Sunday, October 20, 2002

Tricks and treats of dining out

By Polly Campbell
The Cincinnati Enquirer

Where to go trick or treating:

Every restaurant has tricks and treats. Dining out two or three times a week for six years, I've put up with some of the tricks and I really appreciate the treats.

My least favorite tricks mostly have to do with the ways you get charged more than you bargained for. This happens most often with drinks.

A friend told me about asking for iced tea and getting a bottle of Republic of Tea mango iced tea, which cost $3.50, instead of the $1 or $1.50 he expected.

Your server asks if you want still or sparkling water in such a way that you find it hard to say, "just plain free tap water, please." Or you ask for a glass of sauvignon blanc, and instead of being shown a list with prices, you get a glass that you don't know is $9 until the bill arrives.

Sometimes the server tells you everything about the nightly special, including the provenance of the olive oil, but doesn't mention how much it costs.

Sometimes these are just out and out methods of extracting more money from you.

More charitably, they sometimes happen because it can be awkward to bring up the question of money during a nice dining experience.

Diners who don't want to feel gouged often have to be the ones to sound crass and ask how much the martinis are. (Because they can cost $10).

I don't always have room to mention details of treats in reviews, but they really can make a difference in an overall dining experience.

Aside from wonderful food, I don't think there's anything I like more in a restaurant than comfortable chairs that you can sit in from drinks to dessert without going numb. Bella's are comfy, so are Beluga's.

Other treats:

Good bread, like the interesting selection at Brio Tuscan Grill, or the baguettes with wild mushroom butter at Jeff Ruby's.

Servers who really know the menu, and give useful suggestions, such as steering you away from an appetizer and entrČe that are too similar.

Servers who treat children like they're people. (Customers could help by making sure their children act like people.)
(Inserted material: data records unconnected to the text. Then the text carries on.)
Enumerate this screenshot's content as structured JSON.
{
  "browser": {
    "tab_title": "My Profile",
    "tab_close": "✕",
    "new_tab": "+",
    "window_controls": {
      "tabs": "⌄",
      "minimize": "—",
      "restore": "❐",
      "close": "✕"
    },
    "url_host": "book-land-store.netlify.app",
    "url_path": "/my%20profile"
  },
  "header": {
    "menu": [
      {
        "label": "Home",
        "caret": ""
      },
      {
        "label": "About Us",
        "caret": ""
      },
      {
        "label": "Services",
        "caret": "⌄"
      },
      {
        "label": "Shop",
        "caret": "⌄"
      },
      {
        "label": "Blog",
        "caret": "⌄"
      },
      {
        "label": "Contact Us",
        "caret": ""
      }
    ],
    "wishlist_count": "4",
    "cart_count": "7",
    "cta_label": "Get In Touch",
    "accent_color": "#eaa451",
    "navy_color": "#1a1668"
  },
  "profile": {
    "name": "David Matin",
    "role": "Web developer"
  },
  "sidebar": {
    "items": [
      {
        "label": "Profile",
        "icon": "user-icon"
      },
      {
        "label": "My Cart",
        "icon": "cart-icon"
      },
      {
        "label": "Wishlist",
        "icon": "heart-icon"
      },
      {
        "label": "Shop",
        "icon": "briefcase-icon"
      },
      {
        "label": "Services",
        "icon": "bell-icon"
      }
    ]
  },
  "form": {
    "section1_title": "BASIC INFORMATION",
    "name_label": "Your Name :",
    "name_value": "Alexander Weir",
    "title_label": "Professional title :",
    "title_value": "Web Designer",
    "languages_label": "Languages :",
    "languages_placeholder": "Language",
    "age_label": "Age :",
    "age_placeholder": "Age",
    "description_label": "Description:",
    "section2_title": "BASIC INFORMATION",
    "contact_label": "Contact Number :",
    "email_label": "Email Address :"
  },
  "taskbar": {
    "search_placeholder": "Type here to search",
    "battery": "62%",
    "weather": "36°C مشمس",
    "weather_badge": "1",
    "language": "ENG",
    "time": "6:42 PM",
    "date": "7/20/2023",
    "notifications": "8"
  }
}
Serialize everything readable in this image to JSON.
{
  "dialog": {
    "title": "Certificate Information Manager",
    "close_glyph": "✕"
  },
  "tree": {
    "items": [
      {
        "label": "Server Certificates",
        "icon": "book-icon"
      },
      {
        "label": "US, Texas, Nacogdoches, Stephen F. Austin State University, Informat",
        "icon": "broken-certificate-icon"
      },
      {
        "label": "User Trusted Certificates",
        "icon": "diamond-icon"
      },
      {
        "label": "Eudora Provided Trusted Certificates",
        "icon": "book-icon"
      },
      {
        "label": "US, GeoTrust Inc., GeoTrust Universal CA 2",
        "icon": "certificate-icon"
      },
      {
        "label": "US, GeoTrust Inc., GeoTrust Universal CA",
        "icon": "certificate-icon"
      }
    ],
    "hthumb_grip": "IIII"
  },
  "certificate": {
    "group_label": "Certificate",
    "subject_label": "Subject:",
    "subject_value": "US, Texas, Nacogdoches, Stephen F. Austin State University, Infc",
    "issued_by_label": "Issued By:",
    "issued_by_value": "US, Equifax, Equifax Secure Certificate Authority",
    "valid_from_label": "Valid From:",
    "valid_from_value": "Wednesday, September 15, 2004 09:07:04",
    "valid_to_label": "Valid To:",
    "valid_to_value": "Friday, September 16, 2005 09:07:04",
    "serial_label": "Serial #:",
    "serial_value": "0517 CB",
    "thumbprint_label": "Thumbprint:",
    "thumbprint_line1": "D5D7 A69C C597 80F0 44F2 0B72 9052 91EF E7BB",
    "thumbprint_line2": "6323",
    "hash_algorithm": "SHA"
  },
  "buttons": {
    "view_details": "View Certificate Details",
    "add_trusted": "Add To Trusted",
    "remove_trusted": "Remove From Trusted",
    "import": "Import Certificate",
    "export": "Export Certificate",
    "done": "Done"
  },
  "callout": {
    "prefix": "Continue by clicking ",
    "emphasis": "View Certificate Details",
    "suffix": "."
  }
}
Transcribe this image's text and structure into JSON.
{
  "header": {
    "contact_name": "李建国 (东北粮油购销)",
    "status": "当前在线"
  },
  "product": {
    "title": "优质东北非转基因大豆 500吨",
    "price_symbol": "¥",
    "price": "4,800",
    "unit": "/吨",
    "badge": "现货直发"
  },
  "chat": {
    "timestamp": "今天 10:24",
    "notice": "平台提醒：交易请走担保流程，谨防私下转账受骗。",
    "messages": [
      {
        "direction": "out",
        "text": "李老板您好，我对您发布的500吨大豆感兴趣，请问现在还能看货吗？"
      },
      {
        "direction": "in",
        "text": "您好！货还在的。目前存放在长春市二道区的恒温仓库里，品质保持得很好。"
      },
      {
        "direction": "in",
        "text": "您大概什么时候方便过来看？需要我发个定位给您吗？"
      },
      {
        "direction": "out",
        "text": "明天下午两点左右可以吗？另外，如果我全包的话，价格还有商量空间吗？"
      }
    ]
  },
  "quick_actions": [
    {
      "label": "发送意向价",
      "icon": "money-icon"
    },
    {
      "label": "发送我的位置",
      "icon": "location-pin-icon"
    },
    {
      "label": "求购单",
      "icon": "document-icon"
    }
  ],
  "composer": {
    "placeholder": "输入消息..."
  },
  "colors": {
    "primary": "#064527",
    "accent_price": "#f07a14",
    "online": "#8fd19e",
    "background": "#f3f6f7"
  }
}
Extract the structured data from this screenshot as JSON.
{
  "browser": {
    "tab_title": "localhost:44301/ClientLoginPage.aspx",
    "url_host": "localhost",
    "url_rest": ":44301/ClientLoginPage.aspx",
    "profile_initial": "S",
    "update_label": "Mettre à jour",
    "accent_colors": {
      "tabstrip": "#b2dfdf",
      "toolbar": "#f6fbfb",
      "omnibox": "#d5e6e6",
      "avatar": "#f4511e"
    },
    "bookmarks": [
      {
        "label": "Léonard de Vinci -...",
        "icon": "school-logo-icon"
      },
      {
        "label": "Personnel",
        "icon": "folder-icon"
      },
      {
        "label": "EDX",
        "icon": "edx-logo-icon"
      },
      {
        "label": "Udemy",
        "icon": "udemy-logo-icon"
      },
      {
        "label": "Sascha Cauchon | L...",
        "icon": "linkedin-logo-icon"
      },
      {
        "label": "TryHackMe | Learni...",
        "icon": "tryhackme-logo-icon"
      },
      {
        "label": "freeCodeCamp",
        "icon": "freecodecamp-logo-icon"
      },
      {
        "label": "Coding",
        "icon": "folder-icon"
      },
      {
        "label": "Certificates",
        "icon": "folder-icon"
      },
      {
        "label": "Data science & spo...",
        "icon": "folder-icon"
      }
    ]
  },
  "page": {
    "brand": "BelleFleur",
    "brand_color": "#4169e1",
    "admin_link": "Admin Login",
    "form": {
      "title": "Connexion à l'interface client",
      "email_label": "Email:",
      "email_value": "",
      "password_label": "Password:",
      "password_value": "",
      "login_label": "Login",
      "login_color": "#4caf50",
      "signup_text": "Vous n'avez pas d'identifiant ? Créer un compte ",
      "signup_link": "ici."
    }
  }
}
Those little amuse-bouches that chefs send out at the Celestial or Daveed's, or the petit fours at Maisonette - partly because they're extra and free, partly because they're little and cute.

Really hot water for tea. Come to think of it, I've never had tea made properly at a restaurant. Have you?

Good music, whether it's the live German bands at the Black Forest, Van Morrison on the sound system at Claddagh Pub or the singing servers at Vito's, it can set the mood or be the main attraction.

True accessibility for the disabled: ramps, wide doors, good lighting, and waiters who don't get weird when a customer is blind or hard of hearing, or otherwise disabled.